If it is the case that, while some boys are still capable of the most astounding academic achievement, whereas the generality of boys are showing massive academic slippage, what we need to be looking for is not the explanation for the sudden surge in the female intellect, but the factors which cause many boys to opt out, to go for the nothing rather than the all. It is staring us in the face. Boys are increasingly opting out of earnest academic endeavour because the odds are stacked against them; because nobody is seeking to address the issues which adversely affect their performance; because the system is geared towards handicapping them (and celebrating as they are eclipsed); because they are in danger of the humiliation arising from constant comparison with girls; and because they are taught that male values are bad and female values good.

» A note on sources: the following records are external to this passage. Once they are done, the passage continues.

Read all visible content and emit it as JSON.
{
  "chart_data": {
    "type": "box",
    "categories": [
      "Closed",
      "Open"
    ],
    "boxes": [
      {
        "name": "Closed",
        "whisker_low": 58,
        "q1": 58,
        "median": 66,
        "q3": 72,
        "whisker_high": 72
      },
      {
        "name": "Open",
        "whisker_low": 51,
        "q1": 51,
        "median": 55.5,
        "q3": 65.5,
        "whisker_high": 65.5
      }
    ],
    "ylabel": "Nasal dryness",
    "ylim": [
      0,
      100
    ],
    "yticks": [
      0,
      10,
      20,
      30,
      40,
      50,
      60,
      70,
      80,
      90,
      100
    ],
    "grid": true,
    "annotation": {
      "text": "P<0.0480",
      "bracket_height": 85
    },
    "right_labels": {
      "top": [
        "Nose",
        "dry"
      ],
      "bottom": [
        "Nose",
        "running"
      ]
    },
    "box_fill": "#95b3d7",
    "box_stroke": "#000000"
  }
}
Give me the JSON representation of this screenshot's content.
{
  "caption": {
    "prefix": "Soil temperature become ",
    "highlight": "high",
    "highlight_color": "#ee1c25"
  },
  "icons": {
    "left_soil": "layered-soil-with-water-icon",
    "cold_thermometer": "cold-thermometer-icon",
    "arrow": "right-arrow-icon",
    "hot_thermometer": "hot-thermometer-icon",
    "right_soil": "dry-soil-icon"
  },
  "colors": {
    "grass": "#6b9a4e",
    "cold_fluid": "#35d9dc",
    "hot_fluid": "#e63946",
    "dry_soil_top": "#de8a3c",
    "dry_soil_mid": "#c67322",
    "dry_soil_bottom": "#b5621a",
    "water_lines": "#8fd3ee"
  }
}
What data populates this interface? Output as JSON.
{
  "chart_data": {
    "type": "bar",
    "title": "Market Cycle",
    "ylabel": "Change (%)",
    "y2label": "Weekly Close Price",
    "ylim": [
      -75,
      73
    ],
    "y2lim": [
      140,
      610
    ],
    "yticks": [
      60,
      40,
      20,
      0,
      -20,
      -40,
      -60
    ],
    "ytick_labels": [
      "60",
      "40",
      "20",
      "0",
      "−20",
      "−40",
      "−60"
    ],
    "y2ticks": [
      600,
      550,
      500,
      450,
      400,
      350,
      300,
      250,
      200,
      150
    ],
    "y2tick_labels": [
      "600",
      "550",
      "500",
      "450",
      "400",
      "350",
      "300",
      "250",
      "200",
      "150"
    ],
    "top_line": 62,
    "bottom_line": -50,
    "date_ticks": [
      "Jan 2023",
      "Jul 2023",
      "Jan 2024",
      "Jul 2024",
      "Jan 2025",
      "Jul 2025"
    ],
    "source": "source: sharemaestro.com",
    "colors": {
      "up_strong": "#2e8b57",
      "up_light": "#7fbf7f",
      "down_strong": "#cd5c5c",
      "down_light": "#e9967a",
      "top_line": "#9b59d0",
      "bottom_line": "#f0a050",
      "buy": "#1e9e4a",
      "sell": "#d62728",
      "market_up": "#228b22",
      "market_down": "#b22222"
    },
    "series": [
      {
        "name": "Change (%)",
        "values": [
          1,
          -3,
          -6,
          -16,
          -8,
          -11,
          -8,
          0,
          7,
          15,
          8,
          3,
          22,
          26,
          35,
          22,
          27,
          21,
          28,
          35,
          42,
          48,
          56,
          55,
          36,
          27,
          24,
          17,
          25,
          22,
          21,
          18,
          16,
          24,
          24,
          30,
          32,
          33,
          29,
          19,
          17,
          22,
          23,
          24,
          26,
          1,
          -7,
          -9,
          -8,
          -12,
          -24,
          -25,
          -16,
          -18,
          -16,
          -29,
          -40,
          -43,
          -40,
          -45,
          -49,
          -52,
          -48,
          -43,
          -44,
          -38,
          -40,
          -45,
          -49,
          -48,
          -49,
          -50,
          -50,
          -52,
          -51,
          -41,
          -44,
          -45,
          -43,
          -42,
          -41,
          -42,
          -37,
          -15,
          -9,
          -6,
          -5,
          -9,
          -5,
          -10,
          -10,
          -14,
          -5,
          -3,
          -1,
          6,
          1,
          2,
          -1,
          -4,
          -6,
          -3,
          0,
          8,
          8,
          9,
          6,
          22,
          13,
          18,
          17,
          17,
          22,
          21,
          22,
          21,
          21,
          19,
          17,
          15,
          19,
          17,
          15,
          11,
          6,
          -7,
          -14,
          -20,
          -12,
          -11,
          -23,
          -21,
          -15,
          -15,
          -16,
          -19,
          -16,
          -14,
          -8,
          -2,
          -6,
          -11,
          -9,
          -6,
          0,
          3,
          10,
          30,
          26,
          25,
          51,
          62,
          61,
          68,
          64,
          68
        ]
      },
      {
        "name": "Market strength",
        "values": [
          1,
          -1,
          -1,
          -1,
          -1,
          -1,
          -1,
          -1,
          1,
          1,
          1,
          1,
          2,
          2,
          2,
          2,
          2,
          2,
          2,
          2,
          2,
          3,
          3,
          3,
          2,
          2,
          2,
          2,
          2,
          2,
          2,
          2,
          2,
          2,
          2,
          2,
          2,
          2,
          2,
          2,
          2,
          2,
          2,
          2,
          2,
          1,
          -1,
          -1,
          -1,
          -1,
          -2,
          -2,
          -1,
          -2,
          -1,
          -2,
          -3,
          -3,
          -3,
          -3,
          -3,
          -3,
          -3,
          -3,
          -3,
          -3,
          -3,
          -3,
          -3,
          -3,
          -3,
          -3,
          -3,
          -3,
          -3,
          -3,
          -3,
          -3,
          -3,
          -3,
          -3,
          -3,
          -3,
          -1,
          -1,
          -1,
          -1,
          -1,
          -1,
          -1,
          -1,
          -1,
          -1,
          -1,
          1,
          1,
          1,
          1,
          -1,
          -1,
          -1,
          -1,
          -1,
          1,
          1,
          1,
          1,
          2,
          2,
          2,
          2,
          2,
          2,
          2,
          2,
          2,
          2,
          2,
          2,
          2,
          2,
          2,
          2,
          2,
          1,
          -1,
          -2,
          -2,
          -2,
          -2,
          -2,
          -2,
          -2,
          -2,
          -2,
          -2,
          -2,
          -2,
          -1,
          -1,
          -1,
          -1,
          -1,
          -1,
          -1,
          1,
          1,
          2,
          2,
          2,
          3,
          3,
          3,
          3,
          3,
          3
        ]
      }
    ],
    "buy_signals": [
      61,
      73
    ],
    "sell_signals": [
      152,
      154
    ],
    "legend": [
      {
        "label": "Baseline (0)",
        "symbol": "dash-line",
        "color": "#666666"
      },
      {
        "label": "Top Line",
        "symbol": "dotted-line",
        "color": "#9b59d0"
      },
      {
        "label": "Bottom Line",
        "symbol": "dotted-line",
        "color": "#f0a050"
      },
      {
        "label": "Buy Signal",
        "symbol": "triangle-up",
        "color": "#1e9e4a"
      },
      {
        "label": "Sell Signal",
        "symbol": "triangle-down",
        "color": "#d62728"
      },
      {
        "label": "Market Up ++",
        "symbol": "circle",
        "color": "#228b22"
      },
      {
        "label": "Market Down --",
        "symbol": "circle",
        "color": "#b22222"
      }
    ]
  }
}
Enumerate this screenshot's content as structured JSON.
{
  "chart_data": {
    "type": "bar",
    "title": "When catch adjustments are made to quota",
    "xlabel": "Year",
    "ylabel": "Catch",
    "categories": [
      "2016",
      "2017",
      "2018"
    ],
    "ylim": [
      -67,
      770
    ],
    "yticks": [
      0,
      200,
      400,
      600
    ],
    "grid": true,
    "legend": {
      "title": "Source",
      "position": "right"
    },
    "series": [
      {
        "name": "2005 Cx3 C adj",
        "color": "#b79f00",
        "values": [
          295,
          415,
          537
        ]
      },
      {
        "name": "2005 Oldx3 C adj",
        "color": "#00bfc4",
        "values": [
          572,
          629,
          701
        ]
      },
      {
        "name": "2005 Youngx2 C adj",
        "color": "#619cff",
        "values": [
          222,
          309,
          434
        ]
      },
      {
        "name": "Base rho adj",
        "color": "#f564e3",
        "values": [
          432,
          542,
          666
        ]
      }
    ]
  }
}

Laddism, therefore, is the chicken, not the egg, the stick, not the limp. In his brilliant ebook, What Men Know That Women Don't (www.geocities.com/Athens/Oracle/5225/), Rich Zubaty writes: "Machismo is not masculinity. It is the warped ego-aspiration of a deeply-shamed, uninitiated man. A man raised by women. Macho behaviour by boys and young men is not an innate, natural response, but an exaggerated defence-mechanism designed to lessen humiliation. It begins in the shrug and sneer of the eight-year-old who, finding himself behind in reading and writing, dismisses such things as `sissy stuff'. It is the retreat of the scorned and the shamed into what appears to be voluntary idiocy, just as the hedgehog's extended spines are evidence of his sense of approaching threat."